For Jake Odorizzi, Rays pitcher, husband, father, the decision to step up to fight domestic violence was so easy.

Sometimes it’s seemed, rather obviously, that there’s a code players follow about such things. Players will donate their time, money and voices to other causes in need of resources and attention. MLB has championed many causes that are woven into the fabric of the baseball experience, particularly research and funding to fight ALS (Lou Gehrig’s Disease). That work has been admirable and helped improve many lives. But when it comes to relationship violence, well, we’re getting into a tricky area, aren’t we?

Many in baseball have been accused of domestic violence and sexual assault, and prior to this season the policy for punishing players for those actions was weak or absent. Players weren’t going to criticize teammates. The silence through the years has been stunning and shameful.

But when Odorizzi was presented with an opportunity two years ago, there was no code of silence he felt the need to adhere to.

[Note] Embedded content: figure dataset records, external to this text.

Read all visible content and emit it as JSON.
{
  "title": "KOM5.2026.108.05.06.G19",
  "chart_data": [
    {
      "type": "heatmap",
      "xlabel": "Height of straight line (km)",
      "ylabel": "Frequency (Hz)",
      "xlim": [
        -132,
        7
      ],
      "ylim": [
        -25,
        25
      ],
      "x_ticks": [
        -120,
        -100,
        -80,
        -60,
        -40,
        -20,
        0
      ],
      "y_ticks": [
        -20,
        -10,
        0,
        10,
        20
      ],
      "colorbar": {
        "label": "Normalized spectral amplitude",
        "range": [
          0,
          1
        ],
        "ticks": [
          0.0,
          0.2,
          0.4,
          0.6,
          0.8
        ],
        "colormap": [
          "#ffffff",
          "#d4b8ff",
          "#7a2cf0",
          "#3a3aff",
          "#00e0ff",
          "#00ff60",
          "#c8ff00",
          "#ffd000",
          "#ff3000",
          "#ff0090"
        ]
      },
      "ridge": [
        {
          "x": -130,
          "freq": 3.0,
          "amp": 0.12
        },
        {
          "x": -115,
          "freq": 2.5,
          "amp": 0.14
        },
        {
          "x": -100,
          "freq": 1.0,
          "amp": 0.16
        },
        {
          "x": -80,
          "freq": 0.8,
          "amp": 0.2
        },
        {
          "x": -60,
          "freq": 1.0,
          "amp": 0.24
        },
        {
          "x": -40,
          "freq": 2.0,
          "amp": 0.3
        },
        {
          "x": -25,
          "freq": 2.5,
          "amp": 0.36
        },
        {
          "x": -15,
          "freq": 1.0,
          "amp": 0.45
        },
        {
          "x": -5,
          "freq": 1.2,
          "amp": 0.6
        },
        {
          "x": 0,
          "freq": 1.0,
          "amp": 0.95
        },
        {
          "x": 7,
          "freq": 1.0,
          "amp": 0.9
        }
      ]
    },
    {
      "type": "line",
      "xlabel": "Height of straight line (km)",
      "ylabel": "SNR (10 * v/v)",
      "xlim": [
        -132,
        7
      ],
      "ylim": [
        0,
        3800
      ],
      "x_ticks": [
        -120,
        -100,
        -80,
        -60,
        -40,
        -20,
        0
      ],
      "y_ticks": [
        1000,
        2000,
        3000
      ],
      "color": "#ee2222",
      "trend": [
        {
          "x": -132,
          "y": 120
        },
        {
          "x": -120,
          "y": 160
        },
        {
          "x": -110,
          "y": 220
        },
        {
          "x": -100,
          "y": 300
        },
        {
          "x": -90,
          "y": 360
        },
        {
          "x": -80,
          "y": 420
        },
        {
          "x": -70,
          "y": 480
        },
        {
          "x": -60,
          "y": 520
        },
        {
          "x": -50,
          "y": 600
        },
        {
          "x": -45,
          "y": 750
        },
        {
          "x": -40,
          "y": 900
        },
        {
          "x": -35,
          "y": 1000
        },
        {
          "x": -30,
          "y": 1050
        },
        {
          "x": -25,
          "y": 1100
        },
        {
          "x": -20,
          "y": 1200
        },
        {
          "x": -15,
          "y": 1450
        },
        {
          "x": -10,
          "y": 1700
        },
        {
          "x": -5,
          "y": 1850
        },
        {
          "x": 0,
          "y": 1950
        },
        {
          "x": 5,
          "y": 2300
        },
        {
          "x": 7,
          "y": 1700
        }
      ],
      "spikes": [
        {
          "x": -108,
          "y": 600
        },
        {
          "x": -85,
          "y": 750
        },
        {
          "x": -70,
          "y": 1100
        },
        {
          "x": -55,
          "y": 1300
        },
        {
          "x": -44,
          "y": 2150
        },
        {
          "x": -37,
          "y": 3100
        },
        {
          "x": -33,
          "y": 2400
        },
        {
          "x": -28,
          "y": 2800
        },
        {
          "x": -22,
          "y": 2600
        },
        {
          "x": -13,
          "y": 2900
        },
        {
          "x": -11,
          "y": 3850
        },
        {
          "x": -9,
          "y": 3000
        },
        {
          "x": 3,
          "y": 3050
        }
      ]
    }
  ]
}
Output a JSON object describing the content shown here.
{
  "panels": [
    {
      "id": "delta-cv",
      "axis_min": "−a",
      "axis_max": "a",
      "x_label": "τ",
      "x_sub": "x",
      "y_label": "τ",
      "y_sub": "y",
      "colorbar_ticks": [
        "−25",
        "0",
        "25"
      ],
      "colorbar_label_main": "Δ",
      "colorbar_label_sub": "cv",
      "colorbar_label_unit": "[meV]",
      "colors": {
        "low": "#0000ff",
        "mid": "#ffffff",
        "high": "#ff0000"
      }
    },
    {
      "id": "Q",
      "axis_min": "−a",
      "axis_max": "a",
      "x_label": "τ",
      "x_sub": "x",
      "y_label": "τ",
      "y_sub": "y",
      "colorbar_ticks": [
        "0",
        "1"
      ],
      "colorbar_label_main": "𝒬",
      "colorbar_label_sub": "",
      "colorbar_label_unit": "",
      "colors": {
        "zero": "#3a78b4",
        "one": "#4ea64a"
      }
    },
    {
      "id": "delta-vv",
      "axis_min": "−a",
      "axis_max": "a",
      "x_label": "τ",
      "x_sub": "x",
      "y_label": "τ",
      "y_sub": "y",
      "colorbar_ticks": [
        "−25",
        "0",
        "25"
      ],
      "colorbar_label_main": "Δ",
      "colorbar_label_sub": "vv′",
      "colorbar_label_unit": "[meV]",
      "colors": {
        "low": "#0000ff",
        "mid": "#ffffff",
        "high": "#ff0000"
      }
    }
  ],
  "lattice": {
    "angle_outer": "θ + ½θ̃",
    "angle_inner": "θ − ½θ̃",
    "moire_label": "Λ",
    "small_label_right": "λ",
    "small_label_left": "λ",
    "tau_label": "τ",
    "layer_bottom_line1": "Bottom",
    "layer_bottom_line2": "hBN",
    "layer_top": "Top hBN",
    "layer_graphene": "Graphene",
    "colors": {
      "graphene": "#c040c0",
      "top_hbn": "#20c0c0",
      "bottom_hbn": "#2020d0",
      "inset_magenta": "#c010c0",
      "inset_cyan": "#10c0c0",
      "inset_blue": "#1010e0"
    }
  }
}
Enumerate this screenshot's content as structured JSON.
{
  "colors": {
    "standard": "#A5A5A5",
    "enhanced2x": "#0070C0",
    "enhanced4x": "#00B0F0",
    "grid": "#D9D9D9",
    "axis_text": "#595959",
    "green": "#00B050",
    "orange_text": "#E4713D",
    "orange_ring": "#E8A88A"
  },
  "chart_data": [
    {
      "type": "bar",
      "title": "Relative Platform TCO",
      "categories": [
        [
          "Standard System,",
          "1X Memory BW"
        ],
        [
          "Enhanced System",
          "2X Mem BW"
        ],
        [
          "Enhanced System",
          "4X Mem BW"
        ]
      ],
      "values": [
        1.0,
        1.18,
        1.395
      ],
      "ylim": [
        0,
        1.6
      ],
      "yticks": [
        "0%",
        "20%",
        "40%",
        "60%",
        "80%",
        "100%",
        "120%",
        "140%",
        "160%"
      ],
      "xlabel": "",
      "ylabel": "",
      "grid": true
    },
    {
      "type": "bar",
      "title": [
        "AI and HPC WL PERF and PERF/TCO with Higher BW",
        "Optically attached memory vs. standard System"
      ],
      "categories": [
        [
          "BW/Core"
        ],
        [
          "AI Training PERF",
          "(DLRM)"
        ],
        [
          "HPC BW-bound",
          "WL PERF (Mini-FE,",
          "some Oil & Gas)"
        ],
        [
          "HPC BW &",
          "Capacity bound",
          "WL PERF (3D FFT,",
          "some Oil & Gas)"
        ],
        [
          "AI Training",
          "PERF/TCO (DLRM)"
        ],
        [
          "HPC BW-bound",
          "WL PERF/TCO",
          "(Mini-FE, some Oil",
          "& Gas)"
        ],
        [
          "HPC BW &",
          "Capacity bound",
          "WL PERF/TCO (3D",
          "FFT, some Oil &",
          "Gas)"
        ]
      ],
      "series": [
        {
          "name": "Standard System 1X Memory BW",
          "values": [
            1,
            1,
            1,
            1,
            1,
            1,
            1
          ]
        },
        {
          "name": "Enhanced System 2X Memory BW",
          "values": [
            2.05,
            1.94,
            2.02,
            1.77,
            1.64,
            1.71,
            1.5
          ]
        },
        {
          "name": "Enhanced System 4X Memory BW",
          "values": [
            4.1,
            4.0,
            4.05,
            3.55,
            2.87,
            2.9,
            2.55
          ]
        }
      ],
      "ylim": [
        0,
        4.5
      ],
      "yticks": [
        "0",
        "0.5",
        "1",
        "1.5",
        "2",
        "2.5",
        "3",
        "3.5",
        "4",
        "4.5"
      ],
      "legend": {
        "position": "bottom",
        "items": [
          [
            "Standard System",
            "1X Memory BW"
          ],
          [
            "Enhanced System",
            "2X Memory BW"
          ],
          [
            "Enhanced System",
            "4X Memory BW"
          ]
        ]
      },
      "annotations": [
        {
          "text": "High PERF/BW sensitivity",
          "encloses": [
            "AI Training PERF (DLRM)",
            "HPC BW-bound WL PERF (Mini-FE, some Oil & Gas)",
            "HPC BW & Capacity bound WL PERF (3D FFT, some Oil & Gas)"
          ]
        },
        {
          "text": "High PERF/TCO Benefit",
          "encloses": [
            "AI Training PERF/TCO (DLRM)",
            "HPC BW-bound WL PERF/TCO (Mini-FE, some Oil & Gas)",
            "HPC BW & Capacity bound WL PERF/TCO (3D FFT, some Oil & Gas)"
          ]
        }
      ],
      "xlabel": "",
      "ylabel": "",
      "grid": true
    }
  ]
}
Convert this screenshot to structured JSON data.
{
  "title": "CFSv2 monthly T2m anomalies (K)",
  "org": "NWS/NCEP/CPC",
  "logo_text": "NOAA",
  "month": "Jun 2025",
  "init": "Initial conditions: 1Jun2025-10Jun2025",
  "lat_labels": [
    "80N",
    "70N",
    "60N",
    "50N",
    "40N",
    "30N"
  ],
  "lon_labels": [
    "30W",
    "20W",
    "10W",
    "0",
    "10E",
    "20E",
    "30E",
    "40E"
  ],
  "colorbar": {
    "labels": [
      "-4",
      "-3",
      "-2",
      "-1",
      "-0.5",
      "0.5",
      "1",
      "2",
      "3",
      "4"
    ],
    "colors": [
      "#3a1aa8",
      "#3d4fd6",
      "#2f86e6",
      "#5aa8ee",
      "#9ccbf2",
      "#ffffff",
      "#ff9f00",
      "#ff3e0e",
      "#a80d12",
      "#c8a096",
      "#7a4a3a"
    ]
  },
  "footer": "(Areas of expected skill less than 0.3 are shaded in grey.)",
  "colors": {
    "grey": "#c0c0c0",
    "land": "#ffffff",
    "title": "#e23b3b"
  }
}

He was motivated by the relationships that ground him, and he put into action the idea that fighting domestic violence isn’t just a women’s issue. It’s a human rights issue and it’s an issue for a family man. For him, it’s just as important for men to stand up for women who are suffering or who have suffered. And when he was approached to take the REAL (Relationship Equality & Anti-violence League) Promise at the University of South Florida, at the Walk a Mile in Her Shoes event, he was quickly on board.

“[The Promise] is typically designed toward men. Long story short, do the right thing,” Odorizzi said before a game last week. “Treat everyone with respect, and at no point should you raise a hand to a woman. It’s more in depth than 'be polite.' For many, even that’s hard to do. I don’t understand bringing yourself to hurting your wife or girlfriend or child’s mother. I believe everything I said.”